How should inventory be handled in a business purchase?

Inventory can be included at a stated value, included at cost based on a closing count, or excluded entirely. If inventory value affects the purchase price, a closing count worksheet helps both parties confirm quantities and valuation. The agreement should define whether obsolete or damaged inventory is excluded or discounted, and whether the count is done jointly. Clear rules prevent disagreement about valuation and help the buyer avoid paying for assets that were not actually delivered or that were overstated at closing.


What is the role of transition services in a small business sale?

Transition services help the buyer take over operations smoothly, especially where relationships and know-how matter. A transition schedule can define training, introductions to key customers and vendors, and transfer of system access. It should also clarify the seller’s availability, response times, and whether the seller is paid for time beyond a short transition period. If the buyer expects the seller to remain involved, it is usually cleaner to document ongoing consulting separately so obligations are not vague or open-ended.


What documents should the seller deliver at closing?

Typical closing deliverables include a bill of sale, assignments for contracts and IP, consents from third parties where needed, and access credentials for business systems. Depending on the business, the seller may also deliver updated asset lists, inventory count sheets, and records necessary to continue operations. Listing deliverables in a closing schedule reduces last-minute confusion and makes it easier to confirm that the buyer has what it needs to operate immediately after closing.


How do you handle seller financing in a purchase agreement?
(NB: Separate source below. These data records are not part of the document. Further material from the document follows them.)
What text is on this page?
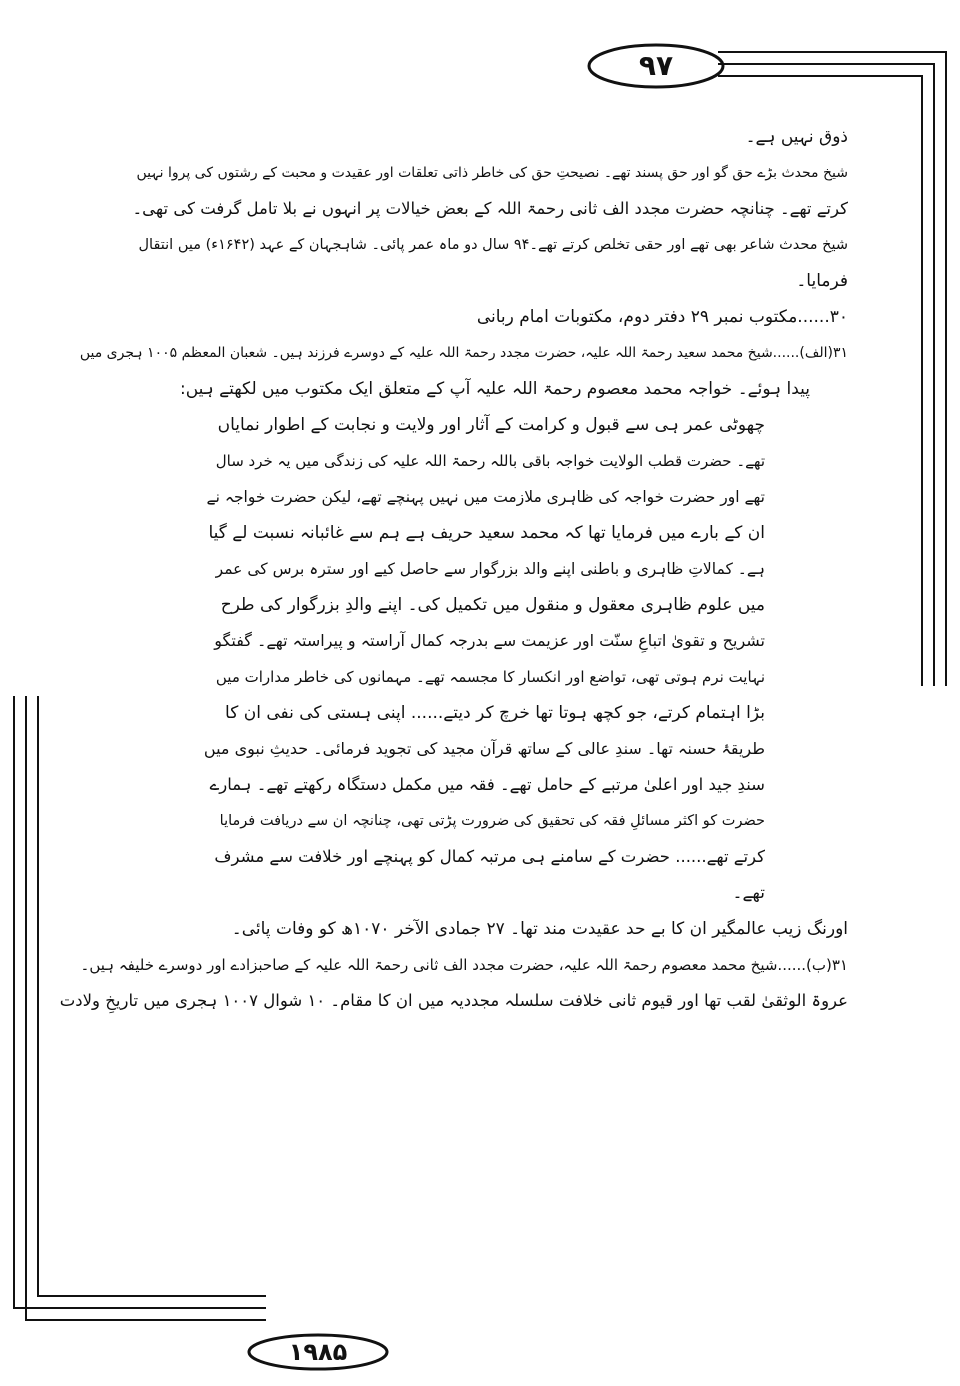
۹۷
ذوق نہیں ہے۔
شیخ محدث بڑے حق گو اور حق پسند تھے۔ نصیحتِ حق کی خاطر ذاتی تعلقات اور عقیدت و محبت کے رشتوں کی پروا نہیں
کرتے تھے۔ چنانچہ حضرت مجدد الف ثانی رحمۃ اللہ کے بعض خیالات پر انہوں نے بلا تامل گرفت کی تھی۔
شیخ محدث شاعر بھی تھے اور حقی تخلص کرتے تھے۔۹۴ سال دو ماہ عمر پائی۔ شاہجہان کے عہد (۱۶۴۲ء) میں انتقال
فرمایا۔
۳۰......مکتوب نمبر ۲۹ دفتر دوم، مکتوبات امام ربانی
۳۱(الف)......شیخ محمد سعید رحمۃ اللہ علیہ، حضرت مجدد رحمۃ اللہ علیہ کے دوسرے فرزند ہیں۔ شعبان المعظم ۱۰۰۵ ہجری میں
پیدا ہوئے۔ خواجہ محمد معصوم رحمۃ اللہ علیہ آپ کے متعلق ایک مکتوب میں لکھتے ہیں:
چھوٹی عمر ہی سے قبول و کرامت کے آثار اور ولایت و نجابت کے اطوار نمایاں
تھے۔ حضرت قطب الولایت خواجہ باقی باللہ رحمۃ اللہ علیہ کی زندگی میں یہ خرد سال
تھے اور حضرت خواجہ کی ظاہری ملازمت میں نہیں پہنچے تھے، لیکن حضرت خواجہ نے
ان کے بارے میں فرمایا تھا کہ محمد سعید حریف ہے ہم سے غائبانہ نسبت لے گیا
ہے۔ کمالاتِ ظاہری و باطنی اپنے والد بزرگوار سے حاصل کیے اور سترہ برس کی عمر
میں علوم ظاہری معقول و منقول میں تکمیل کی۔ اپنے والدِ بزرگوار کی طرح
تشریح و تقویٰ اتباعِ سنّت اور عزیمت سے بدرجہ کمال آراستہ و پیراستہ تھے۔ گفتگو
نہایت نرم ہوتی تھی، تواضع اور انکسار کا مجسمہ تھے۔ مہمانوں کی خاطر مدارات میں
بڑا اہتمام کرتے، جو کچھ ہوتا تھا خرچ کر دیتے...... اپنی ہستی کی نفی ان کا
طریقۂ حسنہ تھا۔ سندِ عالی کے ساتھ قرآن مجید کی تجوید فرمائی۔ حدیثِ نبوی میں
سندِ جید اور اعلیٰ مرتبے کے حامل تھے۔ فقہ میں مکمل دستگاہ رکھتے تھے۔ ہمارے
حضرت کو اکثر مسائلِ فقہ کی تحقیق کی ضرورت پڑتی تھی، چنانچہ ان سے دریافت فرمایا
کرتے تھے...... حضرت کے سامنے ہی مرتبہ کمال کو پہنچے اور خلافت سے مشرف
تھے۔
اورنگ زیب عالمگیر ان کا بے حد عقیدت مند تھا۔ ۲۷ جمادی الآخر ۱۰۷۰ھ کو وفات پائی۔
۳۱(ب)......شیخ محمد معصوم رحمۃ اللہ علیہ، حضرت مجدد الف ثانی رحمۃ اللہ علیہ کے صاحبزادے اور دوسرے خلیفہ ہیں۔
عروۃ الوثقیٰ لقب تھا اور قیوم ثانی خلافت سلسلہ مجددیہ میں ان کا مقام۔ ۱۰ شوال ۱۰۰۷ ہجری میں تاریخِ ولادت
۱۹۸۵
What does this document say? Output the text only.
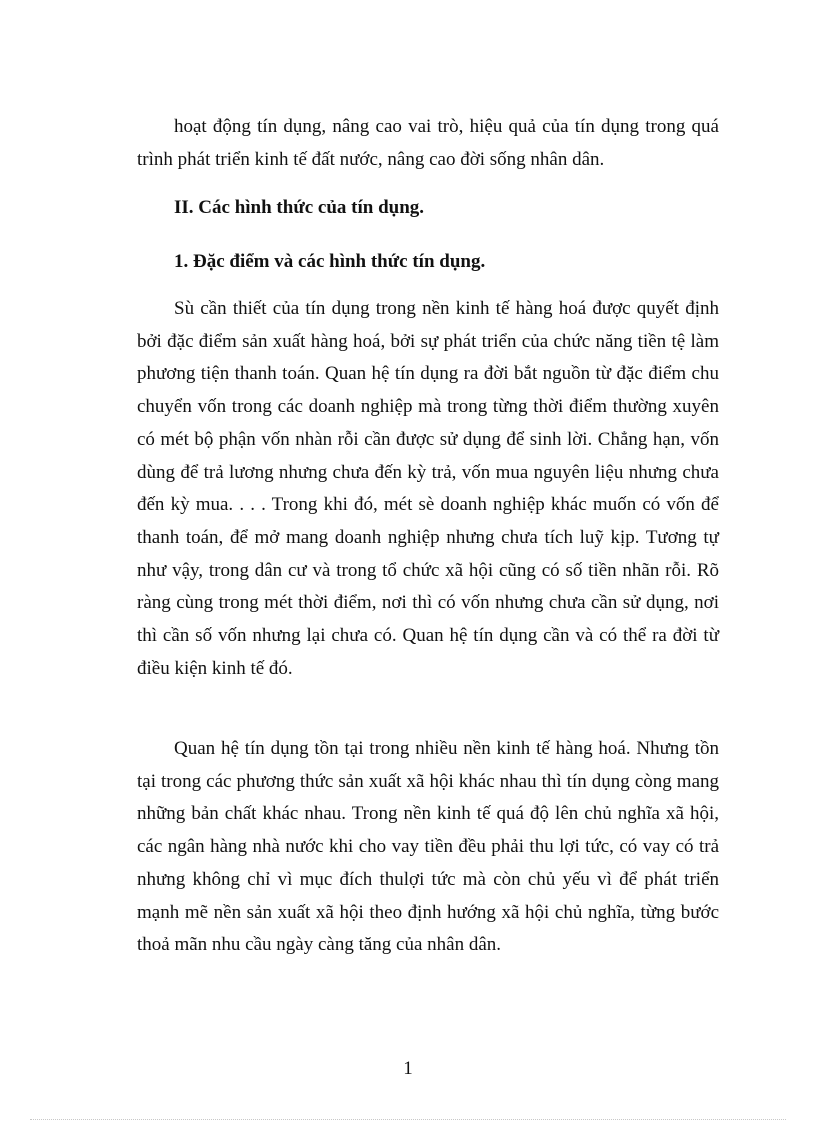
hoạt động tín dụng, nâng cao vai trò, hiệu quả của tín dụng trong quá trình phát triển kinh tế đất nước, nâng cao đời sống nhân dân.

II. Các hình thức của tín dụng.
1. Đặc điểm và các hình thức tín dụng.

Sù cần thiết của tín dụng trong nền kinh tế hàng hoá được quyết định bởi đặc điểm sản xuất hàng hoá, bởi sự phát triển của chức năng tiền tệ làm phương tiện thanh toán. Quan hệ tín dụng ra đời bắt nguồn từ đặc điểm chu chuyển vốn trong các doanh nghiệp mà trong từng thời điểm thường xuyên có mét bộ phận vốn nhàn rỗi cần được sử dụng để sinh lời. Chẳng hạn, vốn dùng để trả lương nhưng chưa đến kỳ trả, vốn mua nguyên liệu nhưng chưa đến kỳ mua. . . . Trong khi đó, mét sè doanh nghiệp khác muốn có vốn để thanh toán, để mở mang doanh nghiệp nhưng chưa tích luỹ kịp. Tương tự như vậy, trong dân cư và trong tổ chức xã hội cũng có số tiền nhãn rỗi. Rõ ràng cùng trong mét thời điểm, nơi thì có vốn nhưng chưa cần sử dụng, nơi thì cần số vốn nhưng lại chưa có. Quan hệ tín dụng cần và có thể ra đời từ điều kiện kinh tế đó.

Quan hệ tín dụng tồn tại trong nhiều nền kinh tế hàng hoá. Nhưng tồn tại trong các phương thức sản xuất xã hội khác nhau thì tín dụng còng mang những bản chất khác nhau. Trong nền kinh tế quá độ lên chủ nghĩa xã hội, các ngân hàng nhà nước khi cho vay tiền đều phải thu lợi tức, có vay có trả nhưng không chỉ vì mục đích thulợi tức mà còn chủ yếu vì để phát triển mạnh mẽ nền sản xuất xã hội theo định hướng xã hội chủ nghĩa, từng bước thoả mãn nhu cầu ngày càng tăng của nhân dân.

1
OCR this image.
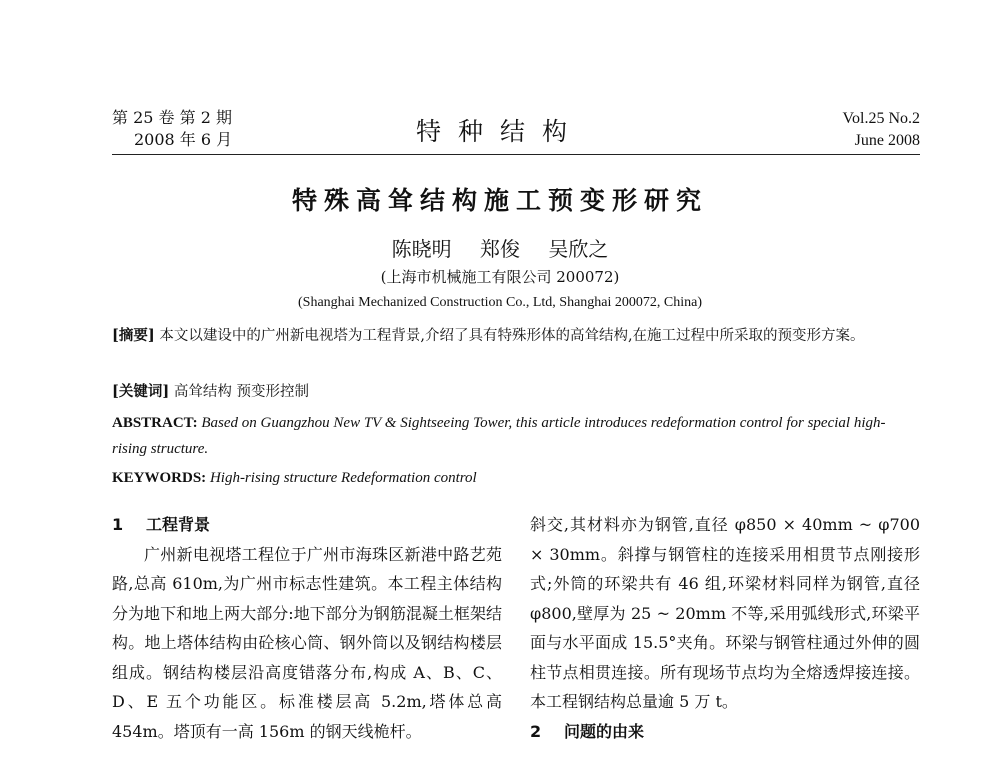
第 25 卷 第 2 期
2008 年 6 月	特种结构	Vol.25 No.2
June 2008
特殊高耸结构施工预变形研究
陈晓明 郑俊 吴欣之
(上海市机械施工有限公司 200072)
(Shanghai Mechanized Construction Co., Ltd, Shanghai 200072, China)
[摘要] 本文以建设中的广州新电视塔为工程背景,介绍了具有特殊形体的高耸结构,在施工过程中所采取的预变形方案。
[关键词] 高耸结构 预变形控制
ABSTRACT: Based on Guangzhou New TV & Sightseeing Tower, this article introduces redeformation control for special high-rising structure.
KEYWORDS: High-rising structure Redeformation control
1 工程背景

广州新电视塔工程位于广州市海珠区新港中路艺苑路,总高 610m,为广州市标志性建筑。本工程主体结构分为地下和地上两大部分:地下部分为钢筋混凝土框架结构。地上塔体结构由砼核心筒、钢外筒以及钢结构楼层组成。钢结构楼层沿高度错落分布,构成 A、B、C、D、E 五个功能区。标准楼层高 5.2m,塔体总高 454m。塔顶有一高 156m 的钢天线桅杆。

斜交,其材料亦为钢管,直径 φ850 × 40mm ~ φ700 × 30mm。斜撑与钢管柱的连接采用相贯节点刚接形式;外筒的环梁共有 46 组,环梁材料同样为钢管,直径 φ800,壁厚为 25 ~ 20mm 不等,采用弧线形式,环梁平面与水平面成 15.5°夹角。环梁与钢管柱通过外伸的圆柱节点相贯连接。所有现场节点均为全熔透焊接连接。本工程钢结构总量逾 5 万 t。

2 问题的由来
If the seller finances part of the price, the financing terms should be stated clearly: principal amount, repayment schedule, interest, and default remedies. The agreement can also address whether collateral or a security interest is used, and what happens if the buyer sells the business before the note is paid. Because seller financing affects risk for both parties, the agreement should also describe any reporting obligations and whether the seller has inspection rights over financial statements during the repayment period.


What happens if key contracts cannot be assigned?

Some contracts require consent before assignment. The agreement can list those contracts and specify whether obtaining consent is a closing condition or a post-closing obligation. If consent is not obtained, the parties can agree to exclude the contract, delay transfer, or use an interim arrangement so the buyer can continue the business relationship without a formal assignment. The important point is to avoid a mismatch where the buyer pays for revenue streams or vendor terms that cannot legally transfer at closing.


What’s the most common mistake buyers make in a business sale agreement?

A common mistake is relying on broad descriptions like “all assets” without detailed schedules and without a clear list of liabilities that are or are not assumed. Another frequent issue is leaving transition support vague, which can lead to operational gaps right after closing. Buyers should make sure critical access credentials, vendor accounts, and customer records are part of the deliverables. Clear schedules and a practical closing checklist reduce the chance of discovering missing items only after funds have been paid.